All Your Base Voltage
To keep that example simple, I just put a perfect voltage source on the base. But in the first example, I used a voltage divider with a 1 kΩ and 170 Ω resistor. If you did a little math you’d see that 170/(170+1000)=0.15 (about). So with a 12 V supply, you’d think that divider produces 1.8 V. Yet the actual base voltage in that example is about a 1/10th of a volt less.
The reason is simple.
R4‘s value is really in parallel with the emitter resistor (
R2) times the beta of the transistor. Since
R4 is small and
R2 times beta is probably pretty big (at least 50,000, I’d guess), the effect is small. However, if
R4 were large this could have a serious effect.
By the way, I’m not being lazy about estimating the effective resistance. A transistor’s beta is not a very stable parameter, so whatever the nominal value is, it will vary quite a bit based on current, temperature, and even from device to device.
But Wait, There’s More…
These simple current sources and sinks are pretty useful.

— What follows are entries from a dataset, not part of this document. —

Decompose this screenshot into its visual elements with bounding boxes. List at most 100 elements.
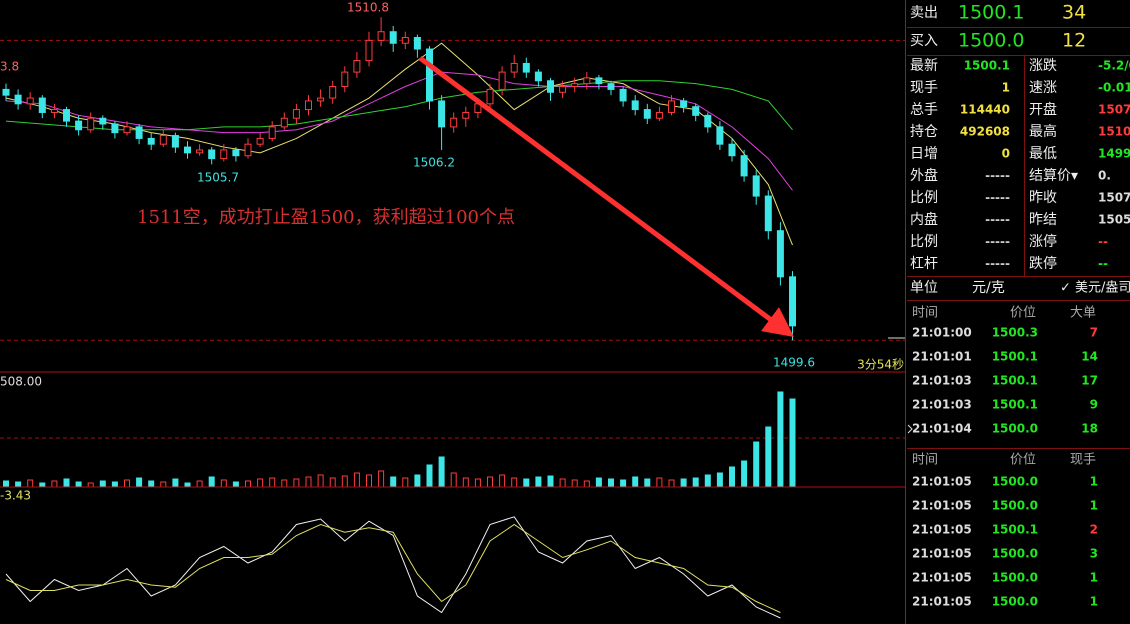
candle-body [63, 109, 70, 122]
annotation: 1511空，成功打止盈1500，获利超过100个点 [137, 207, 515, 228]
candle-body [607, 83, 615, 90]
candle-body [764, 195, 772, 232]
text: 速涨 [1029, 80, 1057, 96]
volume-bar [148, 480, 155, 488]
text: 1510. [1098, 125, 1130, 139]
volume-bar [729, 466, 735, 488]
volume-bar [99, 480, 106, 488]
candle-body [619, 88, 627, 102]
candle-body [159, 135, 167, 145]
text: 1500.1 [958, 2, 1024, 24]
candle-body [353, 60, 361, 73]
volume-bar [136, 477, 143, 488]
candle-body [462, 111, 470, 119]
volume-bar [27, 479, 34, 488]
text: 涨跌 [1029, 58, 1057, 74]
volume-bar [583, 480, 590, 488]
volume-bar [426, 464, 433, 488]
text: 昨收 [1029, 190, 1057, 206]
candle-body [87, 117, 95, 131]
text: 21:01:01 [912, 350, 972, 364]
text: 1 [1090, 595, 1098, 609]
volume-bar [63, 478, 70, 488]
candle-body [14, 94, 22, 105]
quote-panel: 卖出1500.134买入1500.012最新1500.1涨跌-5.2/0.35现… [907, 2, 1130, 609]
volume-bar [620, 479, 627, 488]
text: -- [1098, 235, 1108, 249]
volume-bar [220, 479, 227, 488]
volume-bar [75, 481, 82, 488]
candle-body [704, 114, 712, 128]
text: 3 [1090, 547, 1098, 561]
text: 1 [1090, 475, 1098, 489]
text: 14 [1081, 350, 1098, 364]
candle-body [184, 146, 191, 154]
volume-bar [111, 481, 118, 488]
volume-bar [39, 482, 46, 488]
countdown: 3分54秒 [857, 358, 904, 372]
candle-body [232, 149, 240, 157]
volume-bar [511, 477, 518, 488]
candle-body [147, 137, 155, 145]
text: 21:01:03 [912, 374, 972, 388]
candle-body [438, 100, 446, 128]
candle-body [450, 117, 458, 128]
text: 0 [1002, 147, 1010, 161]
volume-bar [680, 478, 687, 488]
volume-bar [232, 481, 239, 488]
text: 21:01:03 [912, 398, 972, 412]
volume-bar [196, 480, 203, 488]
high-label: 1510.8 [347, 1, 389, 15]
volume-bar [656, 477, 663, 488]
text: 1 [1002, 81, 1010, 95]
volume-bar [595, 477, 602, 488]
candle-body [220, 149, 228, 160]
text: 开盘 [1029, 101, 1057, 118]
text: 杠杆 [910, 256, 938, 272]
text: 1499. [1098, 147, 1130, 161]
text: ----- [985, 169, 1010, 183]
volume-bar [281, 479, 288, 488]
volume-bar [692, 477, 699, 488]
volume-bar [15, 481, 22, 488]
volume-bar [474, 478, 481, 488]
text: 日增 [910, 146, 938, 162]
volume-axis-label: 508.00 [0, 375, 42, 389]
text: 2 [1090, 523, 1098, 537]
candle-body [426, 48, 433, 102]
text: 跌停 [1029, 255, 1057, 272]
volume-bar [208, 476, 215, 488]
text: 1500.1 [992, 350, 1038, 364]
candle-body [740, 155, 748, 177]
text: 持仓 [910, 124, 938, 140]
candle-body [510, 62, 518, 73]
text: 1 [1090, 499, 1098, 513]
text: -- [1098, 257, 1108, 271]
volume-bar [184, 482, 191, 488]
candle-body [2, 88, 10, 96]
text: 时间 [912, 306, 938, 321]
text: 卖出 [910, 5, 938, 21]
volume-bar [716, 472, 723, 488]
candle-body [75, 120, 83, 131]
text: 1500.3 [992, 326, 1038, 340]
volume-bar [741, 460, 748, 488]
candle-body [341, 71, 349, 88]
text: 比例 [910, 234, 938, 250]
candle-body [377, 31, 385, 41]
text: 1500.1 [992, 374, 1038, 388]
text: 18 [1081, 422, 1098, 436]
volume-bar [789, 398, 796, 488]
text: -5.2/0.35 [1098, 59, 1130, 73]
text: 总手 [910, 102, 938, 118]
candle-body [389, 31, 397, 44]
text: 492608 [960, 125, 1010, 139]
text: 1500.0 [992, 571, 1038, 585]
candle-body [547, 80, 554, 93]
text: 21:01:05 [912, 595, 972, 609]
candle-body [643, 109, 651, 119]
candle-body [668, 100, 675, 113]
volume-panel [0, 391, 905, 488]
text: 最低 [1029, 146, 1057, 162]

However, there are some limitations and there are circuits we will look at in the future that try to mitigate those limitations. For example, FETs can do this quite well, with a bit more math. It is also common to use more than one device to mirror a current — that is, take a reference current and reproduce it. That doesn’t sound useful but think of it as the same as an emitter follower for voltage. The source voltage sees a light load and produces an output voltage that can supply more current than the original source. Same for a current mirror. The reference current might not have a wide range of compliance voltages or — like a resistor — be sensitive to the load. The mirror will present a stable load while providing a more robust output current.
If you want to try an experiment, replace the load resistor on the PNP circuit with a capacitor and run a transient analysis. Just be sure to set the UIC option on the analysis command line (check the box that says skip initial operating point solution). Have a look at the voltage on the capacitor. By varying the current-setting resistor and the capacitor value you can create different straight line charging times. You can find my solution online.